Last week, an analyst at Bank of America Merrill Lynch sounded a warning note about Boeing's 787 Dreamliner jet program, which poses an especially big risk to profit margins at the company. As Bloomberg explains, it cost Boeing "almost $29 billion" to develop its Dreamliner. Boeing had previously hoped to earn enough back on 787s sold to cover the cost of development by December 2022. But according to Merrill's calculations, Boeing's goal is "unachievable." Cash flow from delivering 907 Dreamliners through the end of 2022 will amount to no more than $14 billion -- leaving Boeing billions short, and potentially prompting a charge to earnings.

Thus, the first thing we'll be on the lookout for tomorrow is -- a charge to earnings. Natch.

Conversely, one sign that a charge will not be forthcoming, as pointed out by Bloomberg, is any indication of rising customer interest in Boeing's larger 787 variants -- 787-9s and 787-10s. Boeing has said these planes are proving popular and, because they sell for higher prices and bring better profits, a greater proportion of -9 and -10 sales could help Boeing recoup its development costs faster. (For context, Boeing list-prices the 787-10 at $306.1 million -- $81.5 million more than the 787-8.)
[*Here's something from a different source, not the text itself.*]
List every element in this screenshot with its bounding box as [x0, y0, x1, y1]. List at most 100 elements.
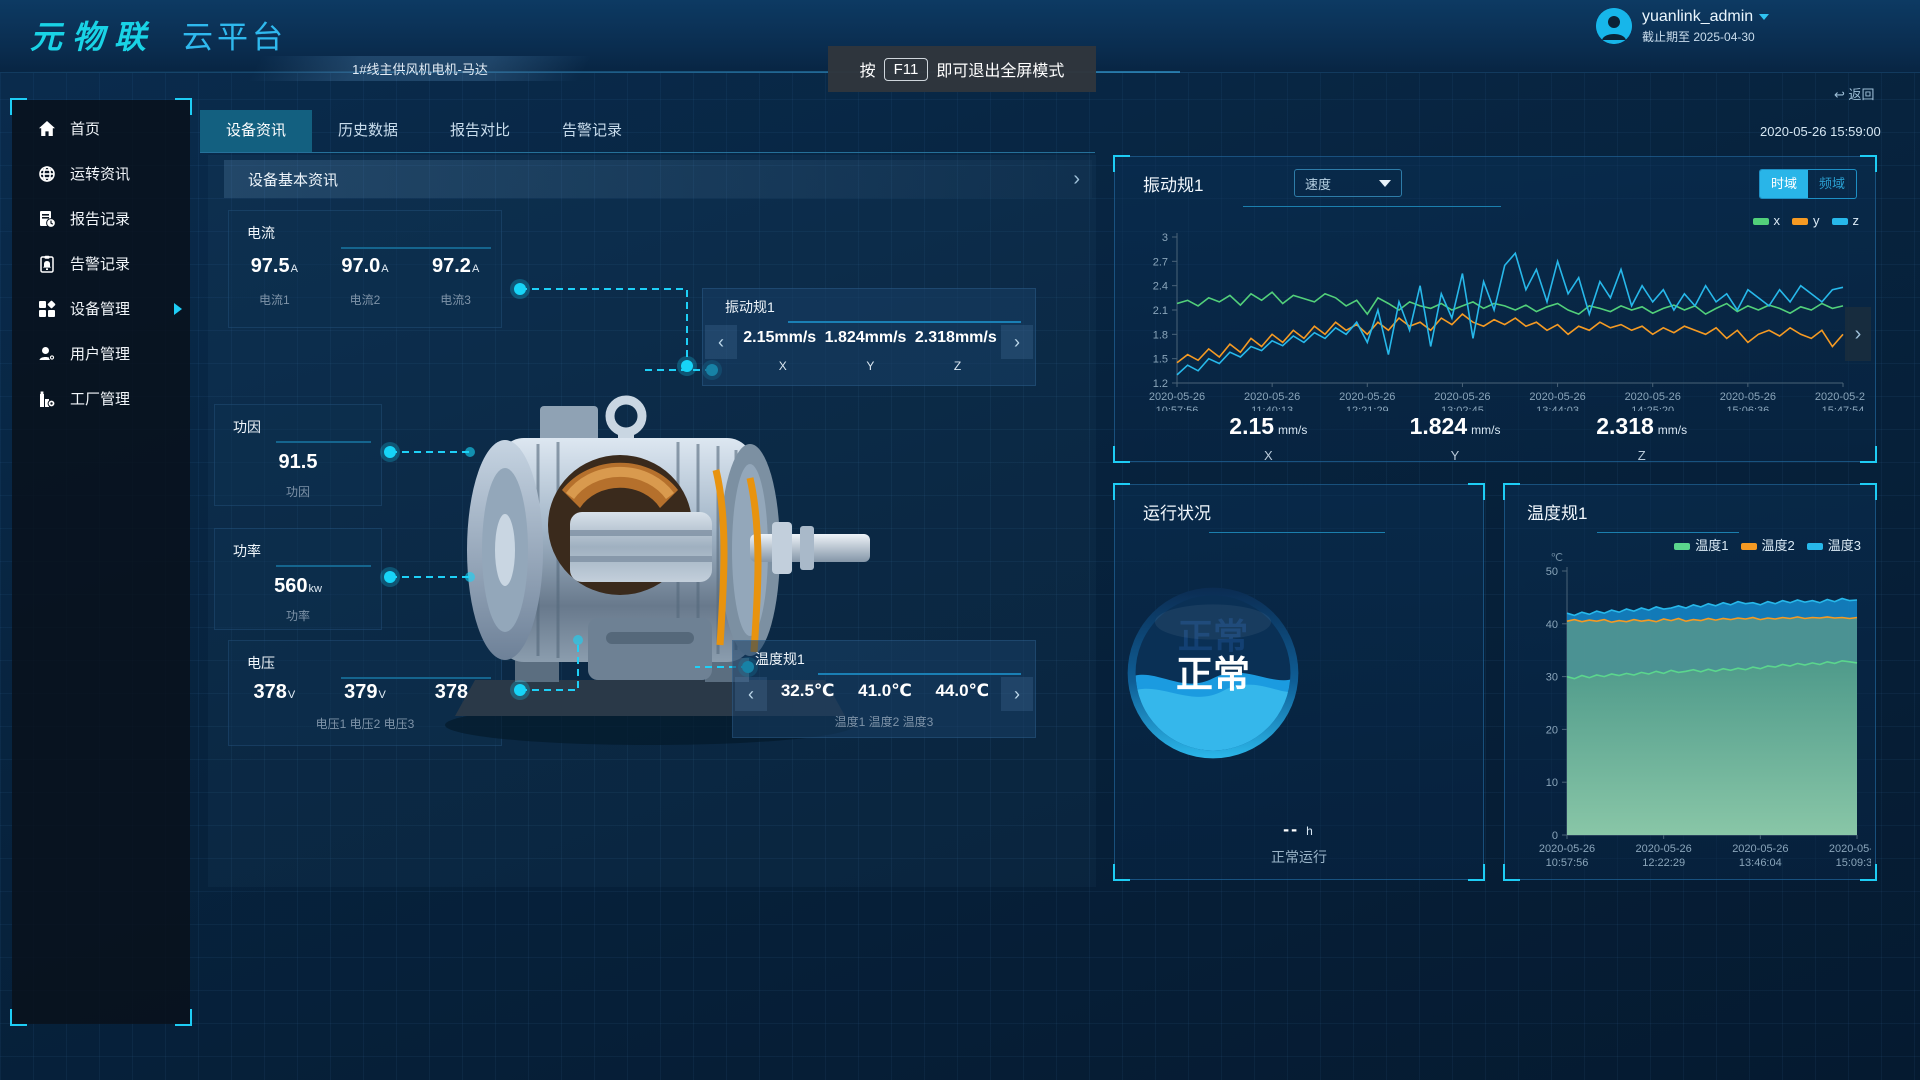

Final point: deliveries. Last we heard, Boeing was slowing the pace of aircraft production this year, predicting it would deliver somewhere between 740 and 745 commercial aircraft of all stripes in 2016. That would be fewer than the 762 aircraft delivered in 2015, and allay concerns that Boeing's backlog is shrinking. Any change in the company's expected deliveries will help us gauge the chances of where backlog will be heading in the future.